Ceylon cinnamon really shines in spice-forward baked goods like morning buns.

Now, let’s talk about Ceylon cinnamon, a variety sometimes referred to « true » cinnamon » and native to Sri Lanka. If you ask us, this is the good stuff, and like most good things, it’s a little more expensive and a little harder to find at your standard-issue grocery store. When Ceylon cinnamon is harvested, the sheets that are taken from the tree are usually processed by hand and rolled into flat layers that are much thinner and finer in texture than those rolled from cassia cinnamon.

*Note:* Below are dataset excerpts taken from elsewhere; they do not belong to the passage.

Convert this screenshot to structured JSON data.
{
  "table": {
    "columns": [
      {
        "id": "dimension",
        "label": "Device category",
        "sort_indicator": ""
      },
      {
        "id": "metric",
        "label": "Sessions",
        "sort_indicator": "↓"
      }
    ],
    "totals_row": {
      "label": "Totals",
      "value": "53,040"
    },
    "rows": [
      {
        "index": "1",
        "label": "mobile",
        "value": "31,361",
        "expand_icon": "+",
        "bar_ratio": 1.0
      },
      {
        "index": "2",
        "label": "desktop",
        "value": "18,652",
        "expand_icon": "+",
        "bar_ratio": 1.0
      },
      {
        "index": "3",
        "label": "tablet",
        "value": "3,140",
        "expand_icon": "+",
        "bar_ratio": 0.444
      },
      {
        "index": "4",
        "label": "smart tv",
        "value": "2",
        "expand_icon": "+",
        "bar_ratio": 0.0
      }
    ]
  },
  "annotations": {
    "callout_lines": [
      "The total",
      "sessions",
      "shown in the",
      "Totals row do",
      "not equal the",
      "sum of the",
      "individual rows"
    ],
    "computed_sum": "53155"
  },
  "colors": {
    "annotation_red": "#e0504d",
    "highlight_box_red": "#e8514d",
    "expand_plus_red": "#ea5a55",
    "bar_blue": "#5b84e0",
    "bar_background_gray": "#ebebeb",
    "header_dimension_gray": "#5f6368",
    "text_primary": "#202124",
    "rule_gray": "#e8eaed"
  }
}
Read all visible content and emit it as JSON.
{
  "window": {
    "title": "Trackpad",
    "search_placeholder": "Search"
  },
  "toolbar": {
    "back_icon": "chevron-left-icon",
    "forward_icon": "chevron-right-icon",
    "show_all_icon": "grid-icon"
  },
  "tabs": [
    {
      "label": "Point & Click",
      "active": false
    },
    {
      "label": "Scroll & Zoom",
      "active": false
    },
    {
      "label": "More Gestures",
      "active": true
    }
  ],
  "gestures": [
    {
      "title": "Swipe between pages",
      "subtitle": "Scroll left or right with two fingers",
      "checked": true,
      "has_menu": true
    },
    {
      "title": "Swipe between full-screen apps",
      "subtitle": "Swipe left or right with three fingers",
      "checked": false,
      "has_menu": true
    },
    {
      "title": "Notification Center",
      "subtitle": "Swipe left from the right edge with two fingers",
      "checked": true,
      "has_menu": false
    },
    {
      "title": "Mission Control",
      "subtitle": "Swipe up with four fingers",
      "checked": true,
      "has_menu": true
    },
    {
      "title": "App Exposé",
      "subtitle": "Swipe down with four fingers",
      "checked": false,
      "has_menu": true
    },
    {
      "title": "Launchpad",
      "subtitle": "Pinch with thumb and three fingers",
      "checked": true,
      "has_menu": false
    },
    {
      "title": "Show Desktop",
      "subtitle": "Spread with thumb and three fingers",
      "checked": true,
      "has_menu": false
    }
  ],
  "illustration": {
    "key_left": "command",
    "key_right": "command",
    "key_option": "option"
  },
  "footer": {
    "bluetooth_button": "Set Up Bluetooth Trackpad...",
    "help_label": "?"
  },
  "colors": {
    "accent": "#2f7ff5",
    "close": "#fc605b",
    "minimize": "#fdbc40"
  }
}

And then there’s the taste. Ceylon cinnamon’s flavor and aroma are extremely mild and delicate—it definitely reads as « cinnamon, » but with subtle, almost floral notes in there. Tasting Ceylon cinnamon is like listening to your favorite vinyl record on a $4,000 stereo system, from the comfort of a leather Eames lounge chair, while cassia cinnamon is like listening to an mp3 version of the same album on the stereo in your friend Steve’s 1993 Honda Civic. You can still appreciate the music in the car, but…the chair. That’s where you want to be.

Some people will tell you that that cassia cinnamon is « fake » cinnamon and Ceylon cinnamon is real cinnamon. This is not true. They are both real types of cinnamon, but we’re inclined to think that Ceylon is a higher quality spice across the board. Using cassia cinnamon is totally fine, but Ceylon cinnamon is definitely worth seeking out, especially if you’re a cinnamon-flavored dessert enthusiast. For the sake of your taste buds, your food, and the speakers in your friend Steve’s Honda Civic. Everyone wins.